Les sièges avant sont confortables et offrent un bon maintien. On trouve rapidement une bonne position de conduite. Le baquet se règle facilement au moyen de boutons placés sur le côté du coussin et le volant s’ajuste sur les deux axes. La banquette arrière est tout à fait accueillante et son dossier de replie en sections asymétriques pour allonger un coffre de volume déjà grand. L’équipement de série des 300 est abondant et on peut l’étoffer encore avec des options comme une chaine Harman Kardon de 900 watts entourée de 19 haut-parleurs dont un trio de caissons de basses ou alors une chaine Beats qui porte la griffe d’un certain Dr. Dre, avec ses dix haut-parleurs et un ampli de 552 watts.

Le groupe Safetytec (dans tous les modèles sauf la Touring) commande actuellement une prime de 2 000 $, mais ajoute tout de même des phares au xénon qui pivotent dans les virages, des feux de croisement autonivelants, un régulateur de vitesse automatique avec détection de collision avant, la surveillance des angles morts, des sonars de stationnement, des essuie-glaces automatiques et quelques autres babioles. On en a pour ses sous dans une 300.

Solides et performantes
Le moteur est toujours une pièce maitresse chez Chrysler et les 300 sont mieux pourvues que jamais sous ce rapport. C’est cependant par la qualité de leur comportement qu’elles se démarquent en premier lieu. Les modèles à moteur V6 et roues arrière motrices sont étonnamment doux et silencieux avec une direction précise et une tenue de route stable avant toute chose. Même en passant au V8 et en ajoutant le rouage à quatre roues motrices, les 300 demeurent équilibrées et raisonnablement maniables grâce à une répartition des masses toujours favorable. Ce rouage a la particularité de se découpler entièrement à l’essieu avant lorsqu’on roule à vitesse constante sur une chaussée normalement adhérente, pour réduire la consommation. Un rapport final légèrement plus court compense également le surplus de poids d’une centaine de kilos de ces 300 à quatre roues motrices.

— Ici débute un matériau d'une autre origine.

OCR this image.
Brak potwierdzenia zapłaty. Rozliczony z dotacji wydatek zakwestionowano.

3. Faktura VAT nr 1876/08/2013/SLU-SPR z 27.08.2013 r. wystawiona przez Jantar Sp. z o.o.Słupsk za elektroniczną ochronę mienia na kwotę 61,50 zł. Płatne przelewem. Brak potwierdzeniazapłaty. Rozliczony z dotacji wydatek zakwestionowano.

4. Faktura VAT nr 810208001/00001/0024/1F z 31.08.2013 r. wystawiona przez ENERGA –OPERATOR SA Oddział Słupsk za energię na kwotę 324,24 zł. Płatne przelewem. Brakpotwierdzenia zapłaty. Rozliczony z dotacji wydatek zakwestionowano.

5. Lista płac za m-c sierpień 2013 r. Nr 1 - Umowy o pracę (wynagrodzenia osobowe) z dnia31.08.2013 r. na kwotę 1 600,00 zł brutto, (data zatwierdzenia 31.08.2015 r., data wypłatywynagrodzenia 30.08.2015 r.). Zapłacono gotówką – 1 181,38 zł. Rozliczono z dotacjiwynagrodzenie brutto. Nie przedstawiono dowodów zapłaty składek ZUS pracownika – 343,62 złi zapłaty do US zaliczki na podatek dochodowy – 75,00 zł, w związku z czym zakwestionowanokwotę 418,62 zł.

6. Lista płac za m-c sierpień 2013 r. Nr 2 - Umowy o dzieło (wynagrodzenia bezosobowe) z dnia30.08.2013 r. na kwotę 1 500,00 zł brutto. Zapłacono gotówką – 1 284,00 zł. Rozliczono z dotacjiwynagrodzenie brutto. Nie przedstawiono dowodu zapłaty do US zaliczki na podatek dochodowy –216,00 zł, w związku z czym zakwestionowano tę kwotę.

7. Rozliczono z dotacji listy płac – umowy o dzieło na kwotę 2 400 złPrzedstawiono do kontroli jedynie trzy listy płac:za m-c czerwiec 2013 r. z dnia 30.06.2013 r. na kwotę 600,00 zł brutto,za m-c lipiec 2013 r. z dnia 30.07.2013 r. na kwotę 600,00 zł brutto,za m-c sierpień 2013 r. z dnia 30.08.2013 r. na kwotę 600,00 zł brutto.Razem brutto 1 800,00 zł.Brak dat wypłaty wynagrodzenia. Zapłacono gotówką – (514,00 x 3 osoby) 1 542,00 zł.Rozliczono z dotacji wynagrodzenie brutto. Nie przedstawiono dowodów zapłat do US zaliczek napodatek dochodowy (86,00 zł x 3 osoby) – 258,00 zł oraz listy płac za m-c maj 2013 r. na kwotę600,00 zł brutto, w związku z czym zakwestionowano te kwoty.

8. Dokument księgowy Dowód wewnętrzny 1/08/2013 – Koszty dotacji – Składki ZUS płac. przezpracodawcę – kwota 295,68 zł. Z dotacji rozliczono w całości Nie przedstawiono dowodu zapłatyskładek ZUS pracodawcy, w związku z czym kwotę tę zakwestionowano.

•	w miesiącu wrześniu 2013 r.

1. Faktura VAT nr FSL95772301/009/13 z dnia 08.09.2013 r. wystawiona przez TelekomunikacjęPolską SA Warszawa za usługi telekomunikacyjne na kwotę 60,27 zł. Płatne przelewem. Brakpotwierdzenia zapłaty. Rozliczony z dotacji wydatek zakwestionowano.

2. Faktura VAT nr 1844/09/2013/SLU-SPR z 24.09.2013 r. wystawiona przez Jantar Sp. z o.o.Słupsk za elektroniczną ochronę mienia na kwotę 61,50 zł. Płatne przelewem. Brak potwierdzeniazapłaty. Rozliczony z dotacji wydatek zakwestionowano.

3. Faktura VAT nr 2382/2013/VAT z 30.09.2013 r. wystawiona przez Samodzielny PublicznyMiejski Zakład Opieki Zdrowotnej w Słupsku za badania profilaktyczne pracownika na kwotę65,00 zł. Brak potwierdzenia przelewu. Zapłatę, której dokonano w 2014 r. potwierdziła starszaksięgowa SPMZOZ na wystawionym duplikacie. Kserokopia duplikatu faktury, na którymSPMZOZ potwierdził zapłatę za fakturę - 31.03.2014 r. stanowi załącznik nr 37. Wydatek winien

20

L’an dernier, la version SRT8 a repris sa position au sommet de la pyramide. C’est évidemment la mieux affûtée en tenue de route. Sa carrosserie est légèrement plus basse, ses amortisseurs ADS Bilstein sont réglables et elle roule sur de larges pneus de taille 245/45R20. Les disques ventilés de ses freins Brembo ont 360 mm de diamètre à l’avant et 350 mm à l’essieu arrière qui est d’ailleurs équipé d’un différentiel autobloquant Getrag. Côté performance, la SRT8 tire 470 chevaux et 470 lb-pi de couple des 6,4 litres de son V8 Hemi.

Les autres versions de la 300 se partagent le V6 Pentastar de 3,6 litres et 292 chevaux et la version 5,7 litres du V8 Hemi qui est bonne pour 363 chevaux. Le premier est jumelé depuis l’an dernier à une boite automatique ZF à 8 rapports censée bonifier à la fois les accélérations et la consommation. En pratique, elle hésite souvent à rétrograder et son sélecteur électronique imprécis est frustrant. Cette boite est optionnelle sur la Touring dont le moteur V6 est apparié de série à la même boite à 5 rapports que tous les moteurs V8.